The price that any set of sports media rights can attract is essentially determined by what the second-highest bidder is willing to pay. With less fear of being usurped, Sky Sports has curbed its own spending.
For the Premier League, this climate increasingly appears to be the new normal. “Eventually streamers will buy more football rights,” says Francois Godard from Enders Analysis. “But I see no reason why prices of football rights in the UK would increase now.” Gen Z’s shortening attention
In a media landscape in which all traditional broadcasters struggle to connect with Gen Z, the Premier League remains compelling for young people. While the number of under-30s watching live broadcasts of other programmes is in freefall, young people still have a firm interest in watching marquee sport live.

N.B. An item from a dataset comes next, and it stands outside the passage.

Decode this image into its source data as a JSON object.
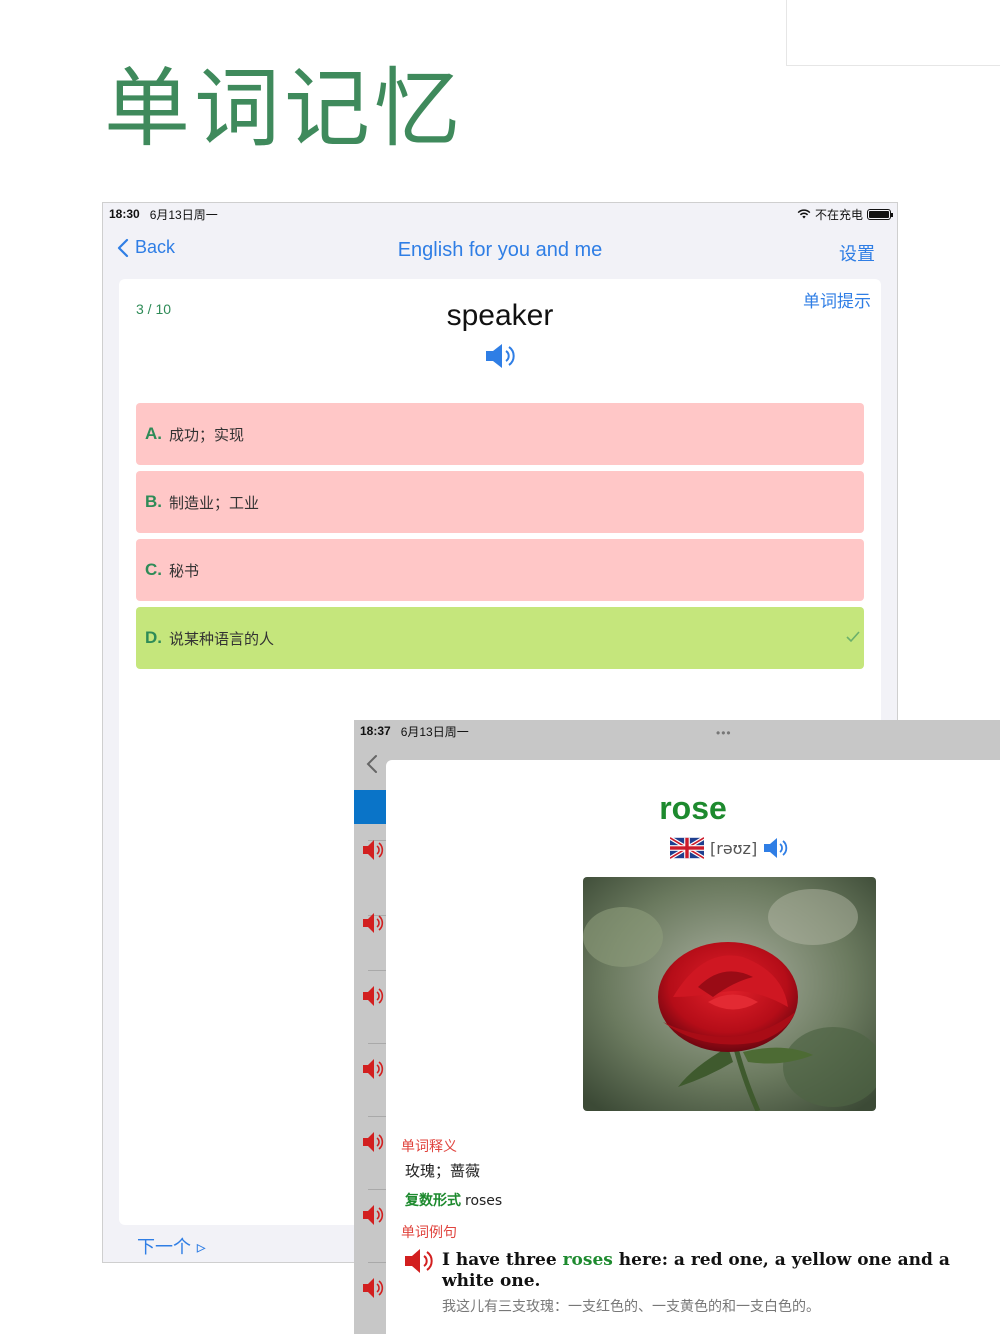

“Youth viewing of sports has declined only at the margin – in sharp contrast with youth viewing of other TV,” notes Godard. “We see sports audiences holding up in the long-term – unlike any other genre.”
Overall, the total average UK viewership for the Premier League in the 2022-25 cycle was 1.34m, fractionally up on the 2019-22 cycle.

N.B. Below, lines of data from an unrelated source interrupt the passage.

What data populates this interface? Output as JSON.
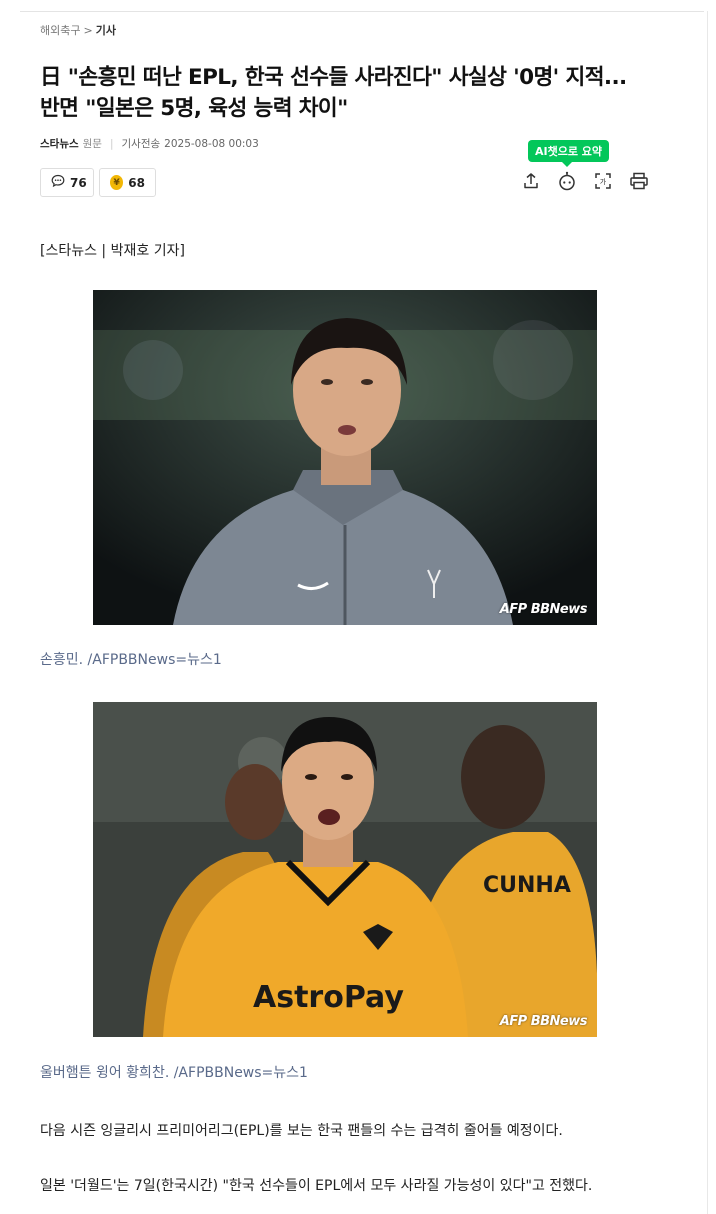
{
  "breadcrumb": {
    "section": "해외축구",
    "separator": ">",
    "current": "기사"
  },
  "article": {
    "title_line1": "日 \"손흥민 떠난 EPL, 한국 선수들 사라진다\" 사실상 '0명' 지적...",
    "title_line2": "반면 \"일본은 5명, 육성 능력 차이\"",
    "press": "스타뉴스",
    "original_label": "원문",
    "sent_label": "기사전송",
    "datetime": "2025-08-08 00:03",
    "byline": "[스타뉴스 | 박재호 기자]"
  },
  "reactions": {
    "comment_count": "76",
    "donate_count": "68",
    "donate_icon_text": "¥"
  },
  "toolbar": {
    "ai_badge_prefix": "AI",
    "ai_badge_label": "챗으로 요약",
    "icons": [
      "share-icon",
      "ai-bot-icon",
      "font-size-icon",
      "print-icon"
    ]
  },
  "photos": [
    {
      "watermark": "AFP BBNews",
      "caption": "손흥민. /AFPBBNews=뉴스1"
    },
    {
      "watermark": "AFP BBNews",
      "caption": "울버햄튼 윙어 황희찬. /AFPBBNews=뉴스1",
      "jersey_name": "CUNHA",
      "sponsor": "AstroPay"
    }
  ],
  "body": {
    "p1": "다음 시즌 잉글리시 프리미어리그(EPL)를 보는 한국 팬들의 수는 급격히 줄어들 예정이다.",
    "p2": "일본 '더월드'는 7일(한국시간) \"한국 선수들이 EPL에서 모두 사라질 가능성이 있다\"고 전했다."
  },
  "colors": {
    "accent_green": "#03c75a",
    "caption_blue": "#5a6a8a",
    "jersey_gold": "#f0a92a"
  }
}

Yet the new generation still bring profound challenges to football broadcasters. Young viewers are more ruthless about switching off. The number of minutes per game that each sports viewer watches on average – the “stickiness” of viewers – is falling by about three per cent every year, the consultancy Futures Sport found in 2019.
When the Premier League launched, Sky Sports’ pitch was that it was the only way to watch the biggest matches in full, live and uninterrupted. But even for Gen Z viewers who love the game, live football is now merely part of a smorgasbord of concurrent entertainment options.